Deine Fotos wirken in der Tat sehr malerisch, manchmal geradezu wie abstrakte Gemälde. Charles Baudelaire hat einmal geschrieben, die Fotografie sei der Todfeind der Malerei, sie sei die Zuflucht aller gescheiterten Maler, der Unbegabten und Faulen. Betrachtest du die beiden Medien Malerei und Fotografie als konkurrierend? – Leute mit einer „Anstrengungsphobie“ kommen mit einer Kamera vermutlich schneller zu einem Ergebnis als mit einer leeren Leinwand. Anderseits ist das schnelle Ergebnis ja auch nicht das erstrebenswerte oder das nachhaltige Ziel. Ein Fotograf kann genauso viel Aufwand betreiben wie ein Maler, und bis zum vermeintlich einfach daher kommenden Foto kann man durchaus einen sehr langen Weg hinter sich haben, so wie ein einfaches Gedicht vermutlich nicht so schnell geschrieben wurde, wie man es liest.
Befürchtest du bei deiner Arbeit Berührungspunkte mit gefälligen Postkartenmotiven? – Es geht mir bei der Arbeit nicht um, sagen wir mal, die bunten Heißluftballons vor der kaltweißen Alpen-Schneelandschaft, oder über den roten Mohnfeldern in der Toskana. Mir geht es um etwas anderes: um farblich und kompositorisch miteinander kommunizierende Flächen, beispielsweise wie in der Farbfeldmalerei.

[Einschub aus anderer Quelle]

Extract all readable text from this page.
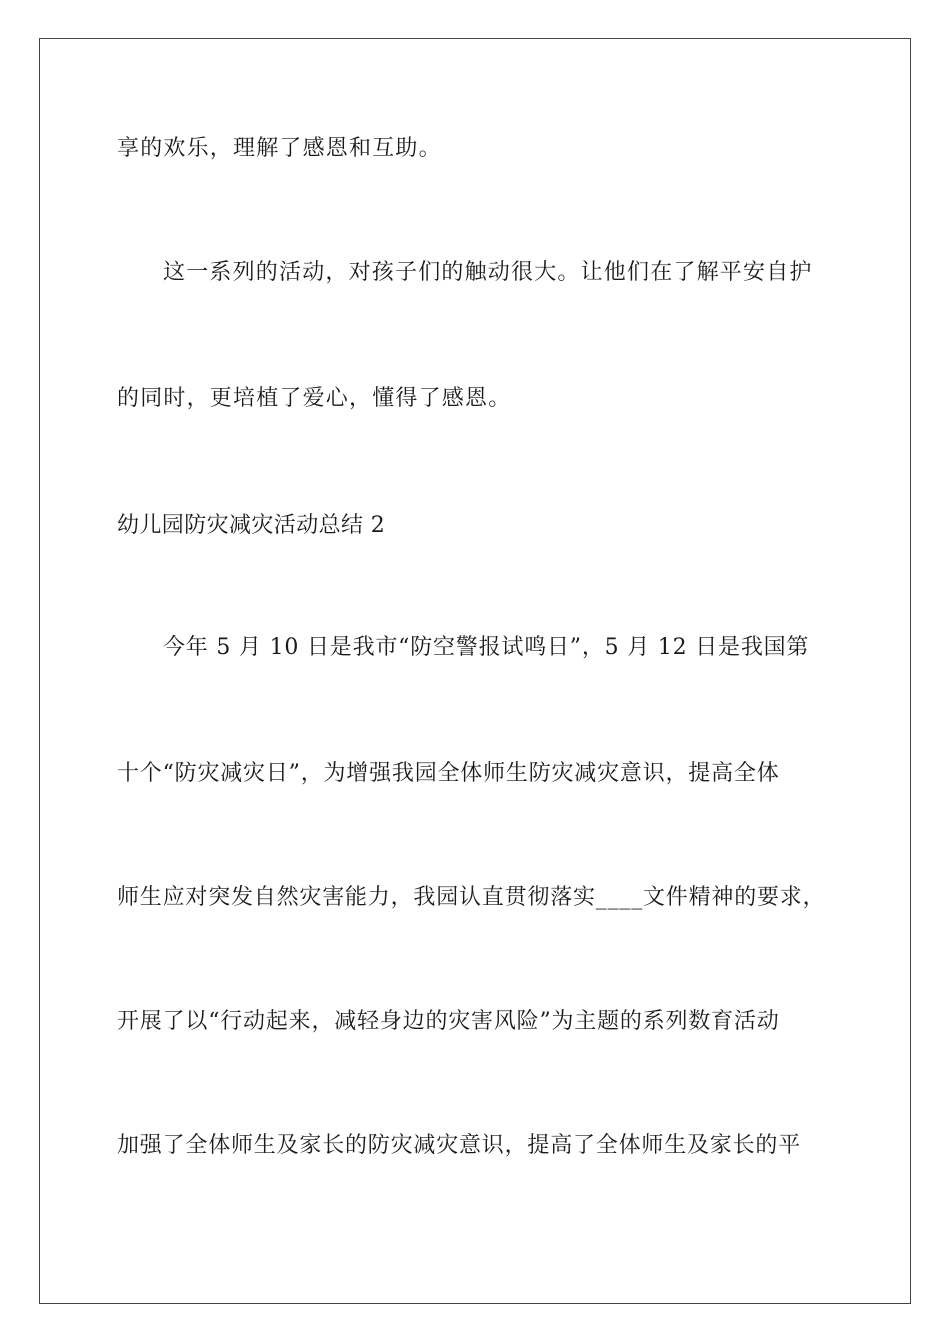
享的欢乐，理解了感恩和互助。
这一系列的活动，对孩子们的触动很大。让他们在了解平安自护
的同时，更培植了爱心，懂得了感恩。
幼儿园防灾减灾活动总结 2
今年 5 月 10 日是我市“防空警报试鸣日”，5 月 12 日是我国第
十个“防灾减灾日”，为增强我园全体师生防灾减灾意识，提高全体
师生应对突发自然灾害能力，我园认直贯彻落实____文件精神的要求，
开展了以“行动起来，减轻身边的灾害风险”为主题的系列数育活动
加强了全体师生及家长的防灾减灾意识，提高了全体师生及家长的平
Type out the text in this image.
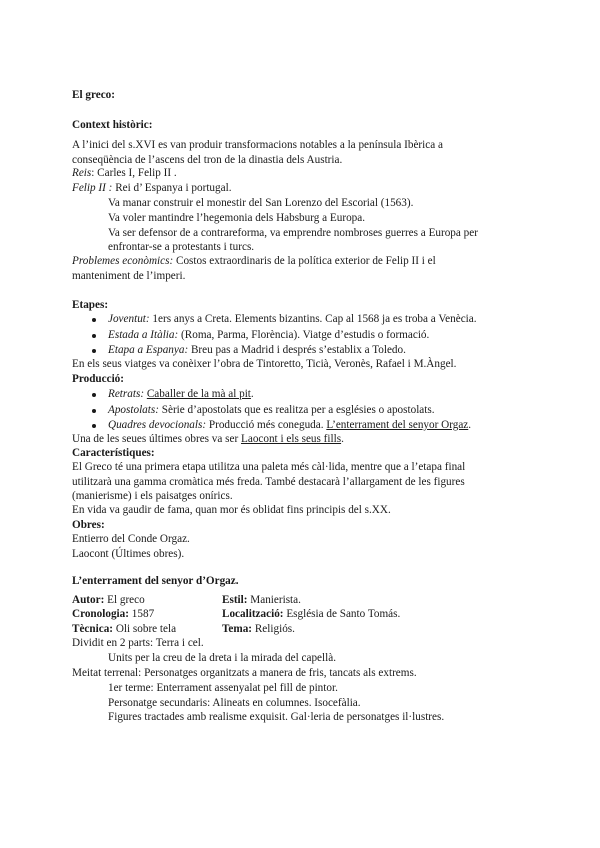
El greco:
Context històric:
A l’inici del s.XVI es van produir transformacions notables a la península Ibèrica a
conseqüència de l’ascens del tron de la dinastia dels Austria.
Reis: Carles I, Felip II .
Felip II : Rei d’ Espanya i portugal.
Va manar construir el monestir del San Lorenzo del Escorial (1563).
Va voler mantindre l’hegemonia dels Habsburg a Europa.
Va ser defensor de a contrareforma, va emprendre nombroses guerres a Europa per
enfrontar-se a protestants i turcs.
Problemes econòmics: Costos extraordinaris de la política exterior de Felip II i el
manteniment de l’imperi.
Etapes:
Joventut: 1ers anys a Creta. Elements bizantins. Cap al 1568 ja es troba a Venècia.
Estada a Itàlia: (Roma, Parma, Florència). Viatge d’estudis o formació.
Etapa a Espanya: Breu pas a Madrid i després s’establix a Toledo.
En els seus viatges va conèixer l’obra de Tintoretto, Ticià, Veronès, Rafael i M.Àngel.
Producció:
Retrats: Caballer de la mà al pit.
Apostolats: Sèrie d’apostolats que es realitza per a esglésies o apostolats.
Quadres devocionals: Producció més coneguda. L’enterrament del senyor Orgaz.
Una de les seues últimes obres va ser Laocont i els seus fills.
Característiques:
El Greco té una primera etapa utilitza una paleta més càl·lida, mentre que a l’etapa final
utilitzarà una gamma cromàtica més freda. També destacarà l’allargament de les figures
(manierisme) i els paisatges onírics.
En vida va gaudir de fama, quan mor és oblidat fins principis del s.XX.
Obres:
Entierro del Conde Orgaz.
Laocont (Últimes obres).
L’enterrament del senyor d’Orgaz.
Autor: El greco	Estil: Manierista.
Cronologia: 1587	Localització: Església de Santo Tomás.
Tècnica: Oli sobre tela	Tema: Religiós.
Dividit en 2 parts: Terra i cel.
Units per la creu de la dreta i la mirada del capellà.
Meitat terrenal: Personatges organitzats a manera de fris, tancats als extrems.
1er terme: Enterrament assenyalat pel fill de pintor.
Personatge secundaris: Alineats en columnes. Isocefàlia.
Figures tractades amb realisme exquisit. Gal·leria de personatges il·lustres.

Man muss schon unterscheiden zwischen Kunst und Kitsch. Das heißt wiederum nicht, dass Kunst nicht schön sein darf.
Wie hoch siehst du den Anteil des Apparats und den des Fotografen an einem gelungenen Bild? – Bei einer Überwachungskamera sind es ca 99% Apparat und 1% die Person, die den Bildausschnitt eingerichtet hat. Manchmal können auf diese Weise eindringliche Fotos entstehen, z.B. die berühmte Aufnahme des eine Flughafenkontrolle passierenden Mohammed Atta. Das sind aber Ausnahmen. Bei einem Profi ist der Anteil des Menschen am Bild mindestens 90%, würde ich sagen. Der Profi-Fotograf wird mit jedem Apparat ein gutes Foto machen können. Es ist müßig, sich hier generell festlegen zu wollen. Ein musikalischer Virtuose wird auch ein einfaches Musikinstrument zum Klingen bringen. Anderseits, erst mit seinem eigenen Instrument, das er schon lange kennt und das er im Detail beherrscht, gelingt ihm die Perfektion.
Der Titel der Ausstellung ist „90° Von Oben“. Was ist das Besondere an dieser Perspektive? – Wir wollten die Ausstellung ursprünglich „Point of God“ nennen. Es gibt im Film die Bezeichnung „God’s-eye view“ für diese spezielle Art der Vogelperspektive, die dem Zuschauer eine Übersicht des Geschehens gibt, meistens genau aus einem 90°-Winkel von oben. Und so ist es auch im Ballon: man erlebt da oben eine quasi entrückte, übermenschliche Distanz und hat dennoch einen liebevollen Bezug zu den Dingen und dem Geschehen auf der Erde – wie beim Blick auf eine Spielzeuglandschaft. Man schwebt über den Dingen, aber man ist dabei nicht völlig abgehoben.
(Gabor Baksay im Interview mit Ernst Wawra)
Ernst Wawra – 90° Von Oben
13.05.-03.06.2018
Eine Ausstellung des Projekts SHIFT im Kabinett des KuK Monschau
Eröffnung am Sonntag, 13. Mai 2018 um 12 Uhr.
Öffnungszeiten: dienstags bis freitags von 14-17 Uhr sowie samstags und sonntags von 11-17 Uhr.
Adresse: KuK Kunst- und Kulturzentrum der StädteRegion Aachen, Austraße 9, 52156 Monschau.